Increasing the calculation of the pension from 25 to 35 years would reduce the benefit by 8.6%, slightly more than 100 euros
The new measure proposed by the Government to meet Brussels’ demands on pension savings, which involves extending the pension calculation period from the current 25 years to 35 years, would mean a reduction in the benefit of 8,6%, according to a study published on Thursday by the Pension Observatory of the University of Valencia and Extremadura.
In this report, the Observatory states that this extension “would mean an increase in contributions and at the same time a reduction in the initial average pension”. In particular, if this ten-year extension is implemented without any additional measures, we would be talking about a reduction in the initial pension of around 8.6%.

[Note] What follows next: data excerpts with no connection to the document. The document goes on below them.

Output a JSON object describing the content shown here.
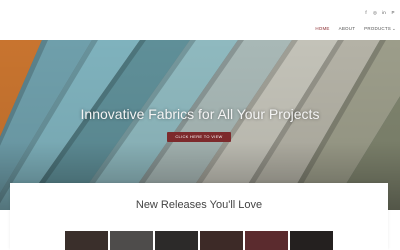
{
  "header": {
    "social": [
      {
        "icon": "facebook-icon",
        "glyph": "f"
      },
      {
        "icon": "instagram-icon",
        "glyph": "◎"
      },
      {
        "icon": "linkedin-icon",
        "glyph": "in"
      },
      {
        "icon": "pinterest-icon",
        "glyph": "P"
      }
    ],
    "nav": [
      {
        "label": "HOME",
        "active": true
      },
      {
        "label": "ABOUT",
        "active": false
      },
      {
        "label": "PRODUCTS",
        "active": false
      }
    ],
    "products_chevron": "⌄"
  },
  "hero": {
    "title": "Innovative Fabrics for All Your Projects",
    "button_label": "CLICK HERE TO VIEW"
  },
  "new_releases": {
    "title": "New Releases You'll Love",
    "swatch_colors": [
      "#3a2f2b",
      "#4e4c4b",
      "#2c2a29",
      "#3d2a27",
      "#5b2b2e",
      "#24201f"
    ]
  },
  "colors": {
    "accent": "#7d2a2c",
    "active_nav": "#8a2a2e",
    "fabric_orange": "#c8742f",
    "fabric_teal": "#6aa0ac",
    "fabric_stone": "#b9b8ad",
    "fabric_sage": "#8c9075"
  }
}
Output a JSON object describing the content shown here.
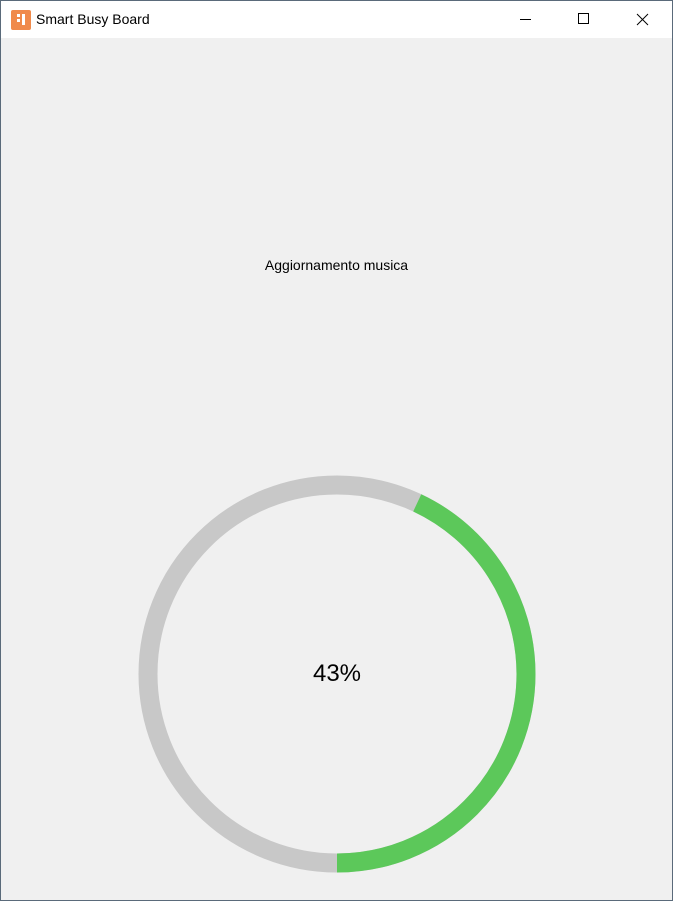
{
  "window": {
    "title": "Smart Busy Board",
    "icon": "app-icon",
    "controls": {
      "minimize_icon": "minimize-icon",
      "maximize_icon": "maximize-icon",
      "close_icon": "close-icon"
    }
  },
  "main": {
    "status_label": "Aggiornamento musica",
    "progress": {
      "value": 0.43,
      "percent_label": "43%",
      "fill_color": "#5cc85a",
      "track_color": "#c8c8c8"
    }
  }
}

Thus, if one takes as a basis the last initial retirement pension paid in October, which was 1,195 euros, according to Social Security data, they would be cut 102.77 euros per pay; a scenario that unions already warn that it will not be fulfilled.
UGT and CCOO have, in fact, asked the Minister for Inclusion, José Luis Escrivá, to stop obstructing the negotiations after the latter denied that the increase in the period over which the amount of the pension is calculated was a requirement of Brussels. Escrivá maintains that everything was a mistake and that his words were “misinterpreted”.
The minister added that the measure will be studied for workers with long careers or with gaps in contributions and will not imply in any case a reduction of the benefit.
“No, no, no. Absolutely not”, Escrivá said, visibly annoyed, in statements to RNE when asked whether extending the period of computation would mean a cut in the amount of benefits. ” What it will do is improve the situation of these people whose last years (quoted) are not the best”.